By setting these partial derivatives to zero, we find the critical points which are potential candidates for the minima or maxima of the function. In this problem, solving \(4x - 8 = 0\) leads to \(x = 2\), and from \(4y - 4 = 0\), we deduce \(y = 1\). These solutions represent the critical point which we further test to find the minimum distance.

Distance minimization is a common optimization problem that involves finding the point or points that minimize the distance to a given fixed point. In this scenario, we use the squared distance formula, $D^2 = (x - 4)^2 + (y - 2)^2 + z^2$, to simplify calculations, as it avoids the complexity of square roots.

• We aim to minimize the distance $D$, but by simplifying to $D^2$, we reduce the difficulty of differentiation.
• Begin by substituting $z^2 = x^2 + y^2$ from the cone equation.
• This substitution helps us rewrite the objective function entirely in terms of $x$ and $y$.

After substitution, we get $D^2 = x^2 - 8x + 16 + y^2 - 4y + 4 + x^2 + y^2$, which simplifies to $2x^2 + 2y^2 - 8x - 4y + 20$. This is the function we differentiate partially with respect to $x$ and $y$, and its critical points suggest where the minimum distance occurs.

The cone equation \(z^2 = x^2 + y^2\) defines the three-dimensional shape on which we must minimize the distance to a given point in space. This equation describes a right circular cone in a coordinate system where \(z\) is aligned with the cone's axis of symmetry.

• This equation is pivotal in transforming a three-variable problem into a simpler two-variable optimization task.
• By substituting \(z^2\) with \(x^2 + y^2\) in the distance formula, the complexity of solving the optimization problem reduces.
• Understanding how to manipulate such equations is crucial for solving real-world problems involving geometric constraints.
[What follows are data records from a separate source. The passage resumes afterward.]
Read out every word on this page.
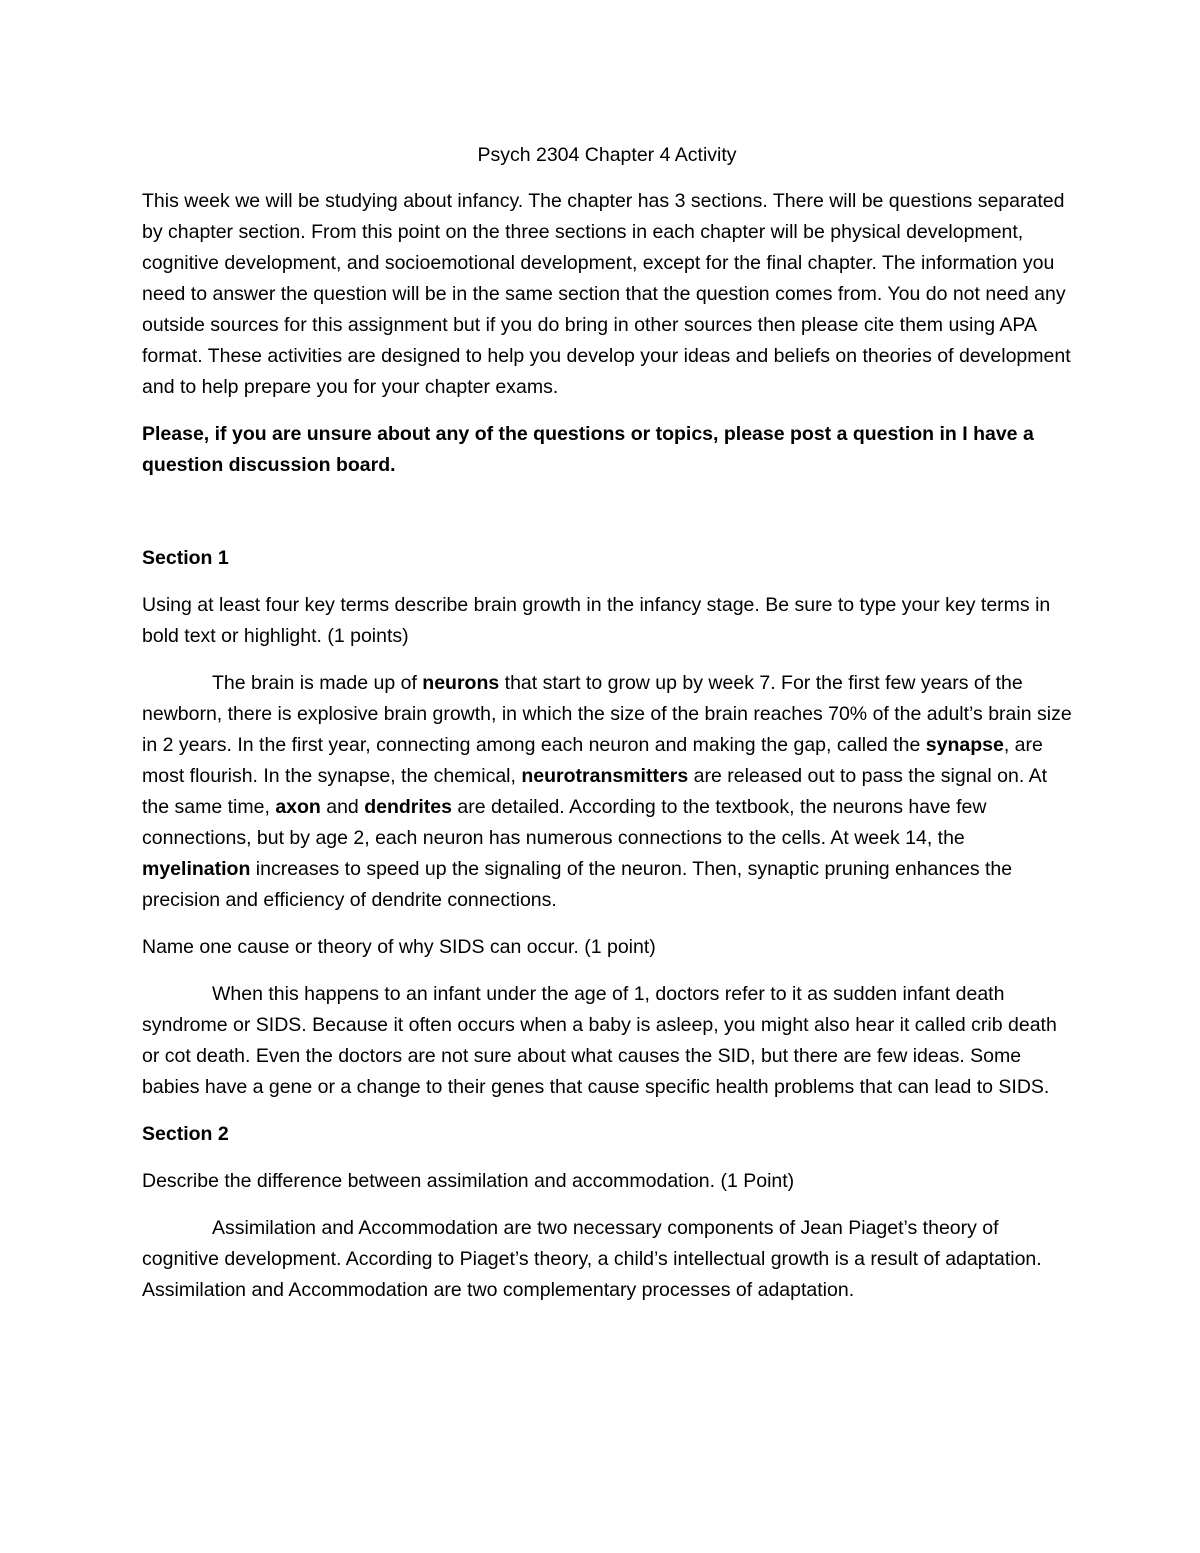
Psych 2304 Chapter 4 Activity

This week we will be studying about infancy. The chapter has 3 sections. There will be questions separated by chapter section. From this point on the three sections in each chapter will be physical development, cognitive development, and socioemotional development, except for the final chapter. The information you need to answer the question will be in the same section that the question comes from. You do not need any outside sources for this assignment but if you do bring in other sources then please cite them using APA format. These activities are designed to help you develop your ideas and beliefs on theories of development and to help prepare you for your chapter exams.

Please, if you are unsure about any of the questions or topics, please post a question in I have a question discussion board.

Section 1

Using at least four key terms describe brain growth in the infancy stage. Be sure to type your key terms in bold text or highlight. (1 points)

The brain is made up of neurons that start to grow up by week 7. For the first few years of the newborn, there is explosive brain growth, in which the size of the brain reaches 70% of the adult’s brain size in 2 years. In the first year, connecting among each neuron and making the gap, called the synapse, are most flourish. In the synapse, the chemical, neurotransmitters are released out to pass the signal on. At the same time, axon and dendrites are detailed. According to the textbook, the neurons have few connections, but by age 2, each neuron has numerous connections to the cells. At week 14, the myelination increases to speed up the signaling of the neuron. Then, synaptic pruning enhances the precision and efficiency of dendrite connections.

Name one cause or theory of why SIDS can occur. (1 point)

When this happens to an infant under the age of 1, doctors refer to it as sudden infant death syndrome or SIDS. Because it often occurs when a baby is asleep, you might also hear it called crib death or cot death. Even the doctors are not sure about what causes the SID, but there are few ideas. Some babies have a gene or a change to their genes that cause specific health problems that can lead to SIDS.

Section 2

Describe the difference between assimilation and accommodation. (1 Point)

Assimilation and Accommodation are two necessary components of Jean Piaget’s theory of cognitive development. According to Piaget’s theory, a child’s intellectual growth is a result of adaptation. Assimilation and Accommodation are two complementary processes of adaptation.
For this exercise, we ensure our solutions \((x, y, z)\) satisfy the cone equation after determining \(x\) and \(y\) from minimizing \(D^2\). With \(x = 2\) and \(y = 1\), \(z\) is computed by solving \(z^2 = 2^2 + 1^2 = 5\), giving us \(z = \pm\sqrt{5}\). These values satisfy the original cone equation, confirming they represent valid points on the cone.